Hi!  I just bought a home with  a partially finished basement and have noticed that the unfinished walls tend to sweat alot in higher humidity and heavy rains. I know this is fairly common, but, what is the best paint to buy to seal the walls and floor to stop this problem? Once I paint, I plan on getting a dehumidifier as well. I've read that drylok is good, and also Behr has one that is pretty good. Any thoughts?  Thanks!!


----------



## Nestor_Kelebay (Jun 26, 2010)

Any paint you apply to the INSIDE of the concrete is probably going to do more harm than good.  The reason why is that the paint won't stop the moisture from getting into the concrete, it'll just stop it from getting out.  The result will be a gradual increase in the moisture level inside the concrete until you get "spalling" of the concrete on the outside.

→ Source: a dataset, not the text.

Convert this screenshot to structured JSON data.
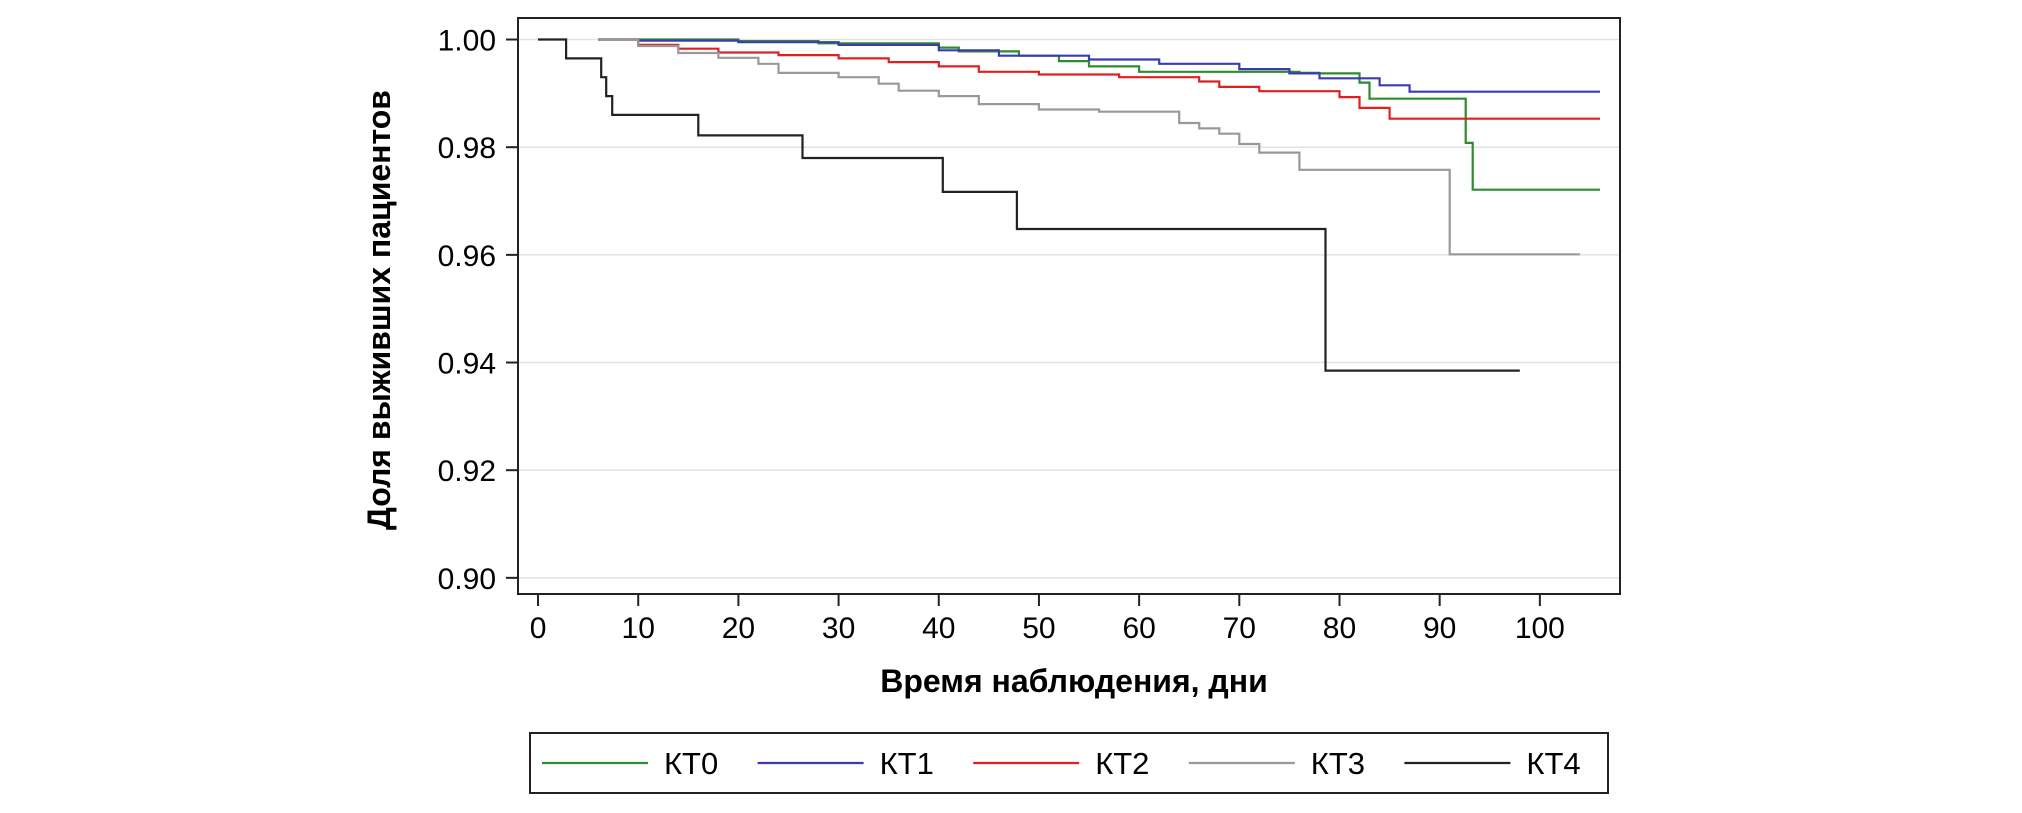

Spalling occurs when any wet masonary freezes.  The water inside the porous masonary will expand with tremendous pressure as it freezes, and the masonary will break in the way it is least able to oppose that expansion force, and that is that "chips" of masonary will break off the front of the masonary, generally where the moisture content is highest.







This picture shows "spalled concrete".  Only a small patch of concrete at the top of the picture is still smooth; the smooth surface has broken off the concrete in the rest of the picture.  Also, this concrete has been cleaned up a lot before the picture was taken.  Most often in spalled concrete you'll see broken and cracked stones in the concrete and areas where the expansion pressure pulverized the concrete into dust.  This picture almost suggests that spalling does little harm to the concrete, but it does.

So, putting some kind of sealer on the inside of your concrete basement wall is as bad as some people putting a sealer on the exterior of their brick walls to prevent efflorescence from forming on the brick.  That sealer doesn't stop the brick getting wet, it only prevents that water from getting out of the brick.  The result is that moisture accumulates in the wall, and combined with freezing temperatures, the moisture will increase until you start to get spalling on the masonary.

If you want to waterproof your basement, there's no easy fix.  You need to excavate around the outside of the house to expose the outside of the foundation walls and apply a water proofing membrane to the  outside of your basement walls (similar to the ice and water shield they use on roofs.  That will keep your basement walls dry, and dry warm concrete is happy concrete.

Also, you have to keep in mind that concrete walls have huge thermal inertia.  It takes them longer to warm up than it does for the daily temperatures and humidity to change.  So, if you have cold dry weather followed by warm humid weather, you're going to get condensation on the concrete walls no matter what paint is on those walls because they take a long time to warm up.  So, nothing except insulation and a vapour barrier is going to stop condensation from occuring on the exposed concrete.

So, doing anything on the inside of a basement to stop water getting in just isn't the right approach.  Moisture leaking through the walls should be stopped on the OUTSIDE.  Products that you can use on the inside to stop moisture simply ignore the fact that using them could cause damage to the walls if the moisture continues to get into the walls and you live in a climate where temperatures drop below freezing in winter.


----------



## bbray1012 (Jun 27, 2010)

Thanks for the advice!!


----------